Whenever I come back,
the air on Railroad is making the same sounds.
In the shop fronts on Holly
are dirty words, asterisks in for the vowels.
We peer through the windows
new bottoms on barstools but the people remain the same,
with prices inflating, inflating.
As if saved from the gallows, there's a bellow of buzzers, the people stop working.
They're all so excited, excited.
Passing through unconscious states;
when I awoke, I was on the
highway highway highway highway.
With your hands on my shoulders
a meaningless movement, a movie script ending
and the patrons are leaving, leaving.
Now we all know the words were true in the sappiest songs,
yes, yes.
I'll put them to bed but they won't sleep,
just shuffling the sheets
... they toss and turn
you can't begin to get it back.
Passing through unconscious states
when I awoke I was on the onset of a later stage;
the headlights are beacons on the
highway highway highway highway.
When I come back with her in the future, ten or maybe fifteen years will be gone, but nothing will have changed too much, I'm sure. Same street names and looming hilltop campus buildings; same categories of coffee shop, porn store, and tavern, some now with different names; same cigarettes-and-disinfectant low-rent apartment smell; each in as even measure now as ever they have been. Class reunion may be the context of the visit, or perhaps to see some old friend get married; in any case it will be a time of literal transition, she and I trying to find where we and ours will move to next. This town will be so tempting to me, as it always has been, because it feels like home.
She's experiencing that strange sensation of nostalgia as perceived through empathy with another, nostalgia for times she never experienced and a person she never was. She can feel the gravity of this town as it effects my path through its space, in the stories I tell and the places I show her; when I look at her I can tell she senses my truth. Also: I can tell she does not like what she's sensing, reviles the thought of returning to a college town like every other in the country, like the one that she grew up in. It is only through a stunning display of will that she keeps from stopping me, from speaking or screaming or something to interrupt my contemplation of the obvious.

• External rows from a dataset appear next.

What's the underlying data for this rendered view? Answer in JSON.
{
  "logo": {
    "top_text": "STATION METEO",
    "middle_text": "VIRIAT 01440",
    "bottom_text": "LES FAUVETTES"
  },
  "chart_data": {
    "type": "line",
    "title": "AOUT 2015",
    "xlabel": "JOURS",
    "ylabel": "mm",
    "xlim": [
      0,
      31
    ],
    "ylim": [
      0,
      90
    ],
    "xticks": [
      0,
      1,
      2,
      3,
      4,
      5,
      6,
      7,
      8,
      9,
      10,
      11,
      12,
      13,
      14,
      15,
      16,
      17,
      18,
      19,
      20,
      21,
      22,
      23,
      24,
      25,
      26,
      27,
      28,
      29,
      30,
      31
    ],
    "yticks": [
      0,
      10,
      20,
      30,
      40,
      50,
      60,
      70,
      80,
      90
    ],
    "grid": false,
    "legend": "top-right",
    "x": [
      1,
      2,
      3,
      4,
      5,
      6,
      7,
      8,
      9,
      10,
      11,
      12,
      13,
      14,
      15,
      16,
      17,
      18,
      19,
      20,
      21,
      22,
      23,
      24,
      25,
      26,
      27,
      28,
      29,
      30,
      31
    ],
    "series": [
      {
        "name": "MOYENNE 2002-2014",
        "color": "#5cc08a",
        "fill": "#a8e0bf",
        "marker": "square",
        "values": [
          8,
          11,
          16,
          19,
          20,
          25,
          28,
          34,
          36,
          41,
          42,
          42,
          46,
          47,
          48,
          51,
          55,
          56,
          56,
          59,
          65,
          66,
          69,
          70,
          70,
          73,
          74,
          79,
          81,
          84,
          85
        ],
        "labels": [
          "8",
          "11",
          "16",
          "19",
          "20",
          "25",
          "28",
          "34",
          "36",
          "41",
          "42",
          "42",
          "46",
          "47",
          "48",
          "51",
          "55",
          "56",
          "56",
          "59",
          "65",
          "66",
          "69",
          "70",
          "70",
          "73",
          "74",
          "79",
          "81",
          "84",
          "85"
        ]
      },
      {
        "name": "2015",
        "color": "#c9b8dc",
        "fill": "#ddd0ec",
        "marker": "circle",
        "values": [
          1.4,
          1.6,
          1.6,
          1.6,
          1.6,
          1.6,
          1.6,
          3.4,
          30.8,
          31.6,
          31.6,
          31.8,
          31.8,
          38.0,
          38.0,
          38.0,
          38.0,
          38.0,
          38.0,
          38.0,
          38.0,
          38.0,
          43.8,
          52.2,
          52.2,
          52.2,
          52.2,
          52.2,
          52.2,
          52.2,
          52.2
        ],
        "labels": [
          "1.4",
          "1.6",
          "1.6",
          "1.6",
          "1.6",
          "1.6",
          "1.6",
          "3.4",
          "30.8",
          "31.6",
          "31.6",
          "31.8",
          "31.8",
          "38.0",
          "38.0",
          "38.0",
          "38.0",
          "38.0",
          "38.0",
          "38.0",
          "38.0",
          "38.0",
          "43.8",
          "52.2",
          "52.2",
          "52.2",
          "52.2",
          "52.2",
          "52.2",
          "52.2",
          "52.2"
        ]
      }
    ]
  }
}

In the end it turns out so much easier than all that, unnaturally smooth and almost orchestral, like the last few lines of dialogue from some movie or other. A soft grey Summer storm swirls over the town as evening falls triggering one last wave of scented memories before its white noise hiss and boom lulls me to an early sleep. Our decision is to take the high way, out of town -- our decision is to take the highway out of town.